Kerosene leakage on tracks poses risk to passengers at Jammu rly station

Slum children jostle with each other between moving trains to collect oil

Kerosene leakage on tracks poses risk to passengers at Jammu rly stationAlways on the terror radar, Northern India’s busiest railway station of Jammu that daily witnesses rush of over 50,000 passengers sits on a powder keg in the form of continuous leakage of kerosene from a water pipeline between two tracks in front of platform number one.
Unabated leakage in turn has all the ingredients to pose grave risk to trains and passengers besides slum children, who jostle between moving trains at the spot to collect kerosene.
Over 30 long-distance trains besides DMUs (Diesel Multiple Units) daily arrive and leave the Jammu railway station, which has a vast oil depot in its vicinity where various oil companies stock their supplies of highly inflammable petrol, diesel, kerosene and liquefied petroleum gas.
In fact, this oil depot caters to the fuel requirement of all the 22 districts of the state, including the Kashmir valley and Ladakh region, besides replenishing stocks of the security forces.
The Jammu railway station had been twice attacked in the past, on January 2, 2004, and on August 7, 2001.
It may also sound bizarre to many, but on a visit to the spot our team found slum children collecting leaking oil while trains were passing by on tracks between platform number one and two.
“Some eight to nine days ago the spot where the oil is leaking had caught fire and the railway authorities had to hurriedly move two trains to safety,” said Rakesh Kumar, a vendor.
The leakage might have been going on due to some damage in the pipeline of oil depots, he added.
Another vendor said despite bringing the matter to the notice of senior railway officials, nothing had happened.
“It all started over two months ago.

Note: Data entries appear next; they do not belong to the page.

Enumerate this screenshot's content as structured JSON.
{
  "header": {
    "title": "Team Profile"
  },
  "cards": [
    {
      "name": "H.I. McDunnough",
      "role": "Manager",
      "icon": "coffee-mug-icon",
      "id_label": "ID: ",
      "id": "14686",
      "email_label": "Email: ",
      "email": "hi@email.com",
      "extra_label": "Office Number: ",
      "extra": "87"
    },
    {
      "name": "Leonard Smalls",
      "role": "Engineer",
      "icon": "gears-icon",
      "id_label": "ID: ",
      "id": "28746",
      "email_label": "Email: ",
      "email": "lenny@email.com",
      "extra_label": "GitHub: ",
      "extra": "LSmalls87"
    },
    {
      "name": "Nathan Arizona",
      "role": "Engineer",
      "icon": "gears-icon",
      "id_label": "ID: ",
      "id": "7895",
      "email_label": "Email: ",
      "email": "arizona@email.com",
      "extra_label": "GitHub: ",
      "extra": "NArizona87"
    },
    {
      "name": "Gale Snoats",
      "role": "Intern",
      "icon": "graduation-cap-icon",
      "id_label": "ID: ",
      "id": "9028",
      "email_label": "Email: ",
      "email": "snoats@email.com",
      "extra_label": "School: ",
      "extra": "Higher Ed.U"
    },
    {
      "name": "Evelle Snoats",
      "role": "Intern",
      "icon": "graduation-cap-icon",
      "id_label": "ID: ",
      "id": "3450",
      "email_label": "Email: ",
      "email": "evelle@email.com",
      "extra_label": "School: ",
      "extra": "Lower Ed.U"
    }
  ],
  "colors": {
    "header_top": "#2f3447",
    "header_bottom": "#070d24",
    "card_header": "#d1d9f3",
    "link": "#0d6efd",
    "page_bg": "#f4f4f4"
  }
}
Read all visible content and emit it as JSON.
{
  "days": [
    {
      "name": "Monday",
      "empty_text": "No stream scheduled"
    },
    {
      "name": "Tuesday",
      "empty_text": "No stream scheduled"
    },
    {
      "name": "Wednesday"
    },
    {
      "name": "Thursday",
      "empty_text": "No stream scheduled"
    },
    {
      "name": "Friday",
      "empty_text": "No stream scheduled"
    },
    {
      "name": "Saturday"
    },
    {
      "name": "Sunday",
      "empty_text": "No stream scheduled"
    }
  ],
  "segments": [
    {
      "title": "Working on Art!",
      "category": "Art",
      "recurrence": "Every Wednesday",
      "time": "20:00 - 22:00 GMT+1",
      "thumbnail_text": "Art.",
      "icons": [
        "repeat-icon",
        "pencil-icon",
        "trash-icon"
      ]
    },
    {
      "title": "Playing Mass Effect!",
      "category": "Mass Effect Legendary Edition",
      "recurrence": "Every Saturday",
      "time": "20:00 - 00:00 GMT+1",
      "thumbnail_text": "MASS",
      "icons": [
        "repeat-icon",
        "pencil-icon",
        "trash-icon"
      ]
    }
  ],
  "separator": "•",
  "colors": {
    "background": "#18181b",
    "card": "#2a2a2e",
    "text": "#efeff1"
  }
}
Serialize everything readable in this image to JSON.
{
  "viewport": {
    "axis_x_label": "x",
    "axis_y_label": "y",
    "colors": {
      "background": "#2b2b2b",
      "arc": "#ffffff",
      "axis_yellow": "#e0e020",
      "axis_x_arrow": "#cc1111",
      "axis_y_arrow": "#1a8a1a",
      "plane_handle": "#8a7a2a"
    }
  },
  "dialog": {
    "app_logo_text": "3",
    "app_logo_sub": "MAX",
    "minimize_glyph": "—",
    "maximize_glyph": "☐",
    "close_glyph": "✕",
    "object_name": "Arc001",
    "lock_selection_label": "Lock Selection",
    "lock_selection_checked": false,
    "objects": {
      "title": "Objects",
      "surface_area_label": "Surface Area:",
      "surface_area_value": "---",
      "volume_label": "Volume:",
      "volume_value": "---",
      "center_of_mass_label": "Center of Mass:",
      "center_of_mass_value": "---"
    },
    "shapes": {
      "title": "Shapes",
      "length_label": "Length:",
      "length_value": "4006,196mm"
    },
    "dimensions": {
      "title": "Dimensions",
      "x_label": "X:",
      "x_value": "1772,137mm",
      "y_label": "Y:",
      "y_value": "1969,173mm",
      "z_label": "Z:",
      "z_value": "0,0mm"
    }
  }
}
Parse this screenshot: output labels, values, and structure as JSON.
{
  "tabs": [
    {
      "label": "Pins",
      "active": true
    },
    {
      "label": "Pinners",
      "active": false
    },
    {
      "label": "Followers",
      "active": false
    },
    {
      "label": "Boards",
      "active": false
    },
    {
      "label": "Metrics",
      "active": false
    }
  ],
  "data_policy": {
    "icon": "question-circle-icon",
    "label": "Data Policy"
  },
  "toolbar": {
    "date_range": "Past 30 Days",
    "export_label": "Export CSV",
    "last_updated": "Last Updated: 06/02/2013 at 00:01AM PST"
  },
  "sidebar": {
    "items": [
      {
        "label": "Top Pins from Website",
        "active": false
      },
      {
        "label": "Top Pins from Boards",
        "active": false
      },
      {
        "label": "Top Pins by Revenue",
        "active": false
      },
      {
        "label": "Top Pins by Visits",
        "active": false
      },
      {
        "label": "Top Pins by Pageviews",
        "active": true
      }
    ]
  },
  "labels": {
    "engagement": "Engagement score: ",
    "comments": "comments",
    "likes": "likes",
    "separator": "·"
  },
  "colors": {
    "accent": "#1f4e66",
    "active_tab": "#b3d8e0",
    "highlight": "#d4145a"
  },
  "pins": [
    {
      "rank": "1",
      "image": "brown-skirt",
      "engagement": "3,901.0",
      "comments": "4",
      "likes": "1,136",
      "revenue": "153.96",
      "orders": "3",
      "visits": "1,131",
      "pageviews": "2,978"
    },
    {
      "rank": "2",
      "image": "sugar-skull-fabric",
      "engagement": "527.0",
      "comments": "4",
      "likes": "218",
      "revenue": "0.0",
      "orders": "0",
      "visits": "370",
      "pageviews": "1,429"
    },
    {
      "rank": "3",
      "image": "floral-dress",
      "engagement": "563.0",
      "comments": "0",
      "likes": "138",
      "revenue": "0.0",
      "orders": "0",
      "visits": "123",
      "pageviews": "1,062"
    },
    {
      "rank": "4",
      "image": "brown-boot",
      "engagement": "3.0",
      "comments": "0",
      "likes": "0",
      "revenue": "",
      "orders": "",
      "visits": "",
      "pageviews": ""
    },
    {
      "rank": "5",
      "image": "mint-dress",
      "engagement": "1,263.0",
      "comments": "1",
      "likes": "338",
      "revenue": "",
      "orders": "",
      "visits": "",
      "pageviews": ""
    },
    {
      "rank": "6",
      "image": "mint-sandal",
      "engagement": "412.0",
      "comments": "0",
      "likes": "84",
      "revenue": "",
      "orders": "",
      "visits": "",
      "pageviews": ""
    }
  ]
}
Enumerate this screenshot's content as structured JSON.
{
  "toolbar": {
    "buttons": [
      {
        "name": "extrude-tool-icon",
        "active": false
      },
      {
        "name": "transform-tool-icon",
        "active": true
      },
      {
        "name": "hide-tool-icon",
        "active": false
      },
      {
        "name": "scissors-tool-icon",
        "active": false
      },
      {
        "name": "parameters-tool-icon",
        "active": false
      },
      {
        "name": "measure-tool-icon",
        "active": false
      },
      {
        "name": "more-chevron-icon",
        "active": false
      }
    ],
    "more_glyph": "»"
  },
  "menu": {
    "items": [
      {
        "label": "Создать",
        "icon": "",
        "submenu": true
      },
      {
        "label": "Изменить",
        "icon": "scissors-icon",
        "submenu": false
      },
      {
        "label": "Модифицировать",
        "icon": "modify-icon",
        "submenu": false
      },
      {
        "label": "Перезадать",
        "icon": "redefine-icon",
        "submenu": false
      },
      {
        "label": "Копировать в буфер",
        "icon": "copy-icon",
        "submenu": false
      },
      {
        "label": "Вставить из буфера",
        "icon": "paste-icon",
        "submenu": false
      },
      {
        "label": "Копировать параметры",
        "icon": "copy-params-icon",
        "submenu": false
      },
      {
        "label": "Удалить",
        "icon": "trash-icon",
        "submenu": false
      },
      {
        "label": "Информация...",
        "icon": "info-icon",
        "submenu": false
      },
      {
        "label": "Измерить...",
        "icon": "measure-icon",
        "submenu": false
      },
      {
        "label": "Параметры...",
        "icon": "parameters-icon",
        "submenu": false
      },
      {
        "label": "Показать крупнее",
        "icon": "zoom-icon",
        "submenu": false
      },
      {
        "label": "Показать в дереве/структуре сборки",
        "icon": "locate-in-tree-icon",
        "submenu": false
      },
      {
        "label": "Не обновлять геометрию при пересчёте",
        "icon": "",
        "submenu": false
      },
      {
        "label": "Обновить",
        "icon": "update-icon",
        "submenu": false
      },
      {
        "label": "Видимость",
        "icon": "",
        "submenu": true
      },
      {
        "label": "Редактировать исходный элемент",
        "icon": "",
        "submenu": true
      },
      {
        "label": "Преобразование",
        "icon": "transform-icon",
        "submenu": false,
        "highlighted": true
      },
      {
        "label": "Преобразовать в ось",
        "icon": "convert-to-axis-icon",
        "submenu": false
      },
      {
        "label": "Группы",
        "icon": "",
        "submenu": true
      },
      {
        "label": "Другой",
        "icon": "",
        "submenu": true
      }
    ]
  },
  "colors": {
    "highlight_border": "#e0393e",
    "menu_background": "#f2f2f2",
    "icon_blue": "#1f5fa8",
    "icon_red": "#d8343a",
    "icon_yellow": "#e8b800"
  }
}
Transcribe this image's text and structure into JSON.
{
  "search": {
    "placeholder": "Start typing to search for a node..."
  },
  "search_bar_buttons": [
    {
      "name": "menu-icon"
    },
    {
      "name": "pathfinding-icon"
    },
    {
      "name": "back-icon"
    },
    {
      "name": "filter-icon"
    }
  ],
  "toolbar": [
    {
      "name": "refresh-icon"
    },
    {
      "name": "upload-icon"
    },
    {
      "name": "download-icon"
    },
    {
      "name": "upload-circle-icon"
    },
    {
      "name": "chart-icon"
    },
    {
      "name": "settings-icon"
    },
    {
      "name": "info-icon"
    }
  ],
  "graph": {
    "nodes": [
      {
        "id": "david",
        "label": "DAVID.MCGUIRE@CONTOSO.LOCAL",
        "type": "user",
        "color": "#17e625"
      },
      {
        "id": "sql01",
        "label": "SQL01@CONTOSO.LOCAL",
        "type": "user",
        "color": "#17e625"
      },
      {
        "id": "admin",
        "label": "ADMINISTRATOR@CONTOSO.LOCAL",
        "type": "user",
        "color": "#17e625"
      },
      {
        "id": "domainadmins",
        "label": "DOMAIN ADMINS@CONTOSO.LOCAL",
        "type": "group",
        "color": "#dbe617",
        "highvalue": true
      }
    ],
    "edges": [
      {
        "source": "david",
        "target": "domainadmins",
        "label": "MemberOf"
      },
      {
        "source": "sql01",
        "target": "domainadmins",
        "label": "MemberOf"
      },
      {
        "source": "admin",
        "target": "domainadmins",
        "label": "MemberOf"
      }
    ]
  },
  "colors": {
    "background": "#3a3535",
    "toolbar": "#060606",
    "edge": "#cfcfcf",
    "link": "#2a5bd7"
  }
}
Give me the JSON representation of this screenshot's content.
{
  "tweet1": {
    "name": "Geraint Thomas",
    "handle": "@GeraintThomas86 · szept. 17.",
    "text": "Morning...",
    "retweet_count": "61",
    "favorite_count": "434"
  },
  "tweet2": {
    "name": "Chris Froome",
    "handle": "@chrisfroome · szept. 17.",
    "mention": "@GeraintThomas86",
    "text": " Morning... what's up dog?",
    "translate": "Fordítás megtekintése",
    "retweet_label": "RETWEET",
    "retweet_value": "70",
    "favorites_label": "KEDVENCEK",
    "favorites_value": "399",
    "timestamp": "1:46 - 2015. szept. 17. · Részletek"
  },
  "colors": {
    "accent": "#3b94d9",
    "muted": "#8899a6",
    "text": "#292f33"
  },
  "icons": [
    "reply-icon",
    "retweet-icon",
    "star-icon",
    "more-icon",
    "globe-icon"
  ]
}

Earlier, these children used to pick scrap and empty bottles, but now they can be seen collecting kerosene in containers and plastic bottles. By bluish colour and its odour, anyone can simply make out that it is kerosene,” he said.
“While collecting oily water in containers between the two tracks these small children from poor families least care about trains moving on both the tracks. They are hardly five to 12 years’ old,” he said.
He said the parents of these children then sell the oil in the open market.
Jammu and Kashmir faces acute scarcity of kerosene.
A small girl Ismat Ara, aged around six years, who was seen hurriedly dipping a sponge into the oily water before squeezing it into a container with her small hands between the two moving trains, said her parents send her to the railway station daily for collecting oil.
“My parents use it for fire and also sell it to others,” said the little girl.
When contacted Station Manager Ashwani Kumar, said, “We have informed the Indian Oil Corporation and engineering wing of the Railways. It is their job to plug the leakage.”
“We have also sent letters to them a number of times,” he added.
He denied any fire incident due to the kerosene leakage.